Imagination Inflation
A cognitive phenomenon where repeatedly imagining an event that never happened can lead to an increased belief that it actually did occur. (J-DAWG’S BIBLE CAMP STORY)
Intelligence
The ability to learn from experience, solve problems, and use knowledge to adapt to new situations.
General Intelligence
A broad mental capacity that underlies and influences performance across various cognitive abilities, essentially representing a person’s overall intellectual capacity.
Multiple Abilities (in reference to intelligence)

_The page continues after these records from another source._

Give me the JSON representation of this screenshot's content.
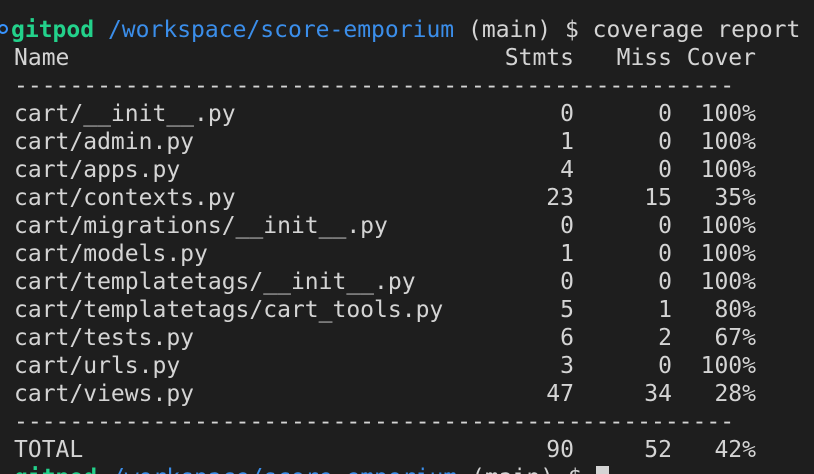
{
  "prompt": {
    "user": "gitpod",
    "path": "/workspace/score-emporium",
    "branch": "(main)",
    "symbol": "$",
    "command": "coverage report"
  },
  "header": {
    "name": "Name",
    "stmts": "Stmts",
    "miss": "Miss",
    "cover": "Cover"
  },
  "divider": "----------------------------------------------------",
  "rows": [
    {
      "name": "cart/__init__.py",
      "stmts": "0",
      "miss": "0",
      "cover": "100%"
    },
    {
      "name": "cart/admin.py",
      "stmts": "1",
      "miss": "0",
      "cover": "100%"
    },
    {
      "name": "cart/apps.py",
      "stmts": "4",
      "miss": "0",
      "cover": "100%"
    },
    {
      "name": "cart/contexts.py",
      "stmts": "23",
      "miss": "15",
      "cover": "35%"
    },
    {
      "name": "cart/migrations/__init__.py",
      "stmts": "0",
      "miss": "0",
      "cover": "100%"
    },
    {
      "name": "cart/models.py",
      "stmts": "1",
      "miss": "0",
      "cover": "100%"
    },
    {
      "name": "cart/templatetags/__init__.py",
      "stmts": "0",
      "miss": "0",
      "cover": "100%"
    },
    {
      "name": "cart/templatetags/cart_tools.py",
      "stmts": "5",
      "miss": "1",
      "cover": "80%"
    },
    {
      "name": "cart/tests.py",
      "stmts": "6",
      "miss": "2",
      "cover": "67%"
    },
    {
      "name": "cart/urls.py",
      "stmts": "3",
      "miss": "0",
      "cover": "100%"
    },
    {
      "name": "cart/views.py",
      "stmts": "47",
      "miss": "34",
      "cover": "28%"
    }
  ],
  "total": {
    "name": "TOTAL",
    "stmts": "90",
    "miss": "52",
    "cover": "42%"
  },
  "next_prompt": {
    "user": "gitpod",
    "path": "/workspace/score-emporium",
    "branch": "(main)",
    "symbol": "$"
  }
}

Suggests intelligence isn’t a single entity but rather a combination of various distinct abilities, meaning people can excel in different areas rather than just one “general” intelligence.
Intelligence Quotient
A standardized scale used to measure intellectual abilities.
Mental Age (MA)
The intellectual age level at which an individual performs, based on the average performance of individuals at a specific chronological age, essentially indicating how well someone performs on a cognitive level compared to others of the same age.
Chronological Age
The actual amount of time a person has been alive, measured in years from birth to the present. (HOW CHRONOLOGICALLY OLD YOU ARE)
Intelligence Tests
Series of tasks designed to measure the capacity to make abstractions, to learn, and to deal with novel situations.
Psychometrics
Measurement and quantification of mental attributes, like intelligence, personality traits, and attitudes, through the development and administration of psychological tests and assessments. (“MEASURING THE MIND”)
Standardized
The process of making the testing and scoring procedures uniform and objective.
Valid
How well a test measures what it has been designed to measure.
Predictive Validity
Focuses on how well an assessment tool can predict the outcome of some other separate, but related, measure. (EX. Using standardized tests like the SAT or ACT to predict a student’s future academic performance in college.)
Constructive Validity
How well a test or measurement accurately measures the theoretical concept it is designed to assess. (Construct validity is considered the overarching concern of test validity)
Reliability
The ability to consistently find similar results when a test is repeatedly administered in similar conditions
Test-Retest Reliability
The degree to which test results are consistent over time when the same participants take the same test at different times.
Split-Half Reliability
A measure of reliability in which a test is split into two parts and an individual’s scores on both halves are compared.
Stereotype Threat
When a person feels at risk of conforming to negative stereotypes about his or her group, often negatively affecting their performance. (OPPOSITE OF STEREOTYPE LIFT)
Stereotype Lift
The phenomenon where individuals from a group not negatively stereotyped perform better on a task when they are aware of a negative stereotype being applied to another group. (OPPOSITE OF STEREOTYPE THREAT)
Flynn Effect
The trend that there is an increase in intelligence testing scores over time.
Achievement Tests
Any measurement process or instrument whose purpose is to estimate an examinee’s degree of attainment of specified knowledge or skills. (DUOLINGO STARTING PLACEMENT QUIZ)
Aptitude Tests
Tests designed to predict future performance in an ability.
Fixed Mindset
The belief that a person’s abilities and intelligence are innate and cannot be significantly changed through effort.
Growth Mindset
The belief that a person’s intelligence and abilities can be developed and improved through effort, learning, and persistence, rather than being fixed traits.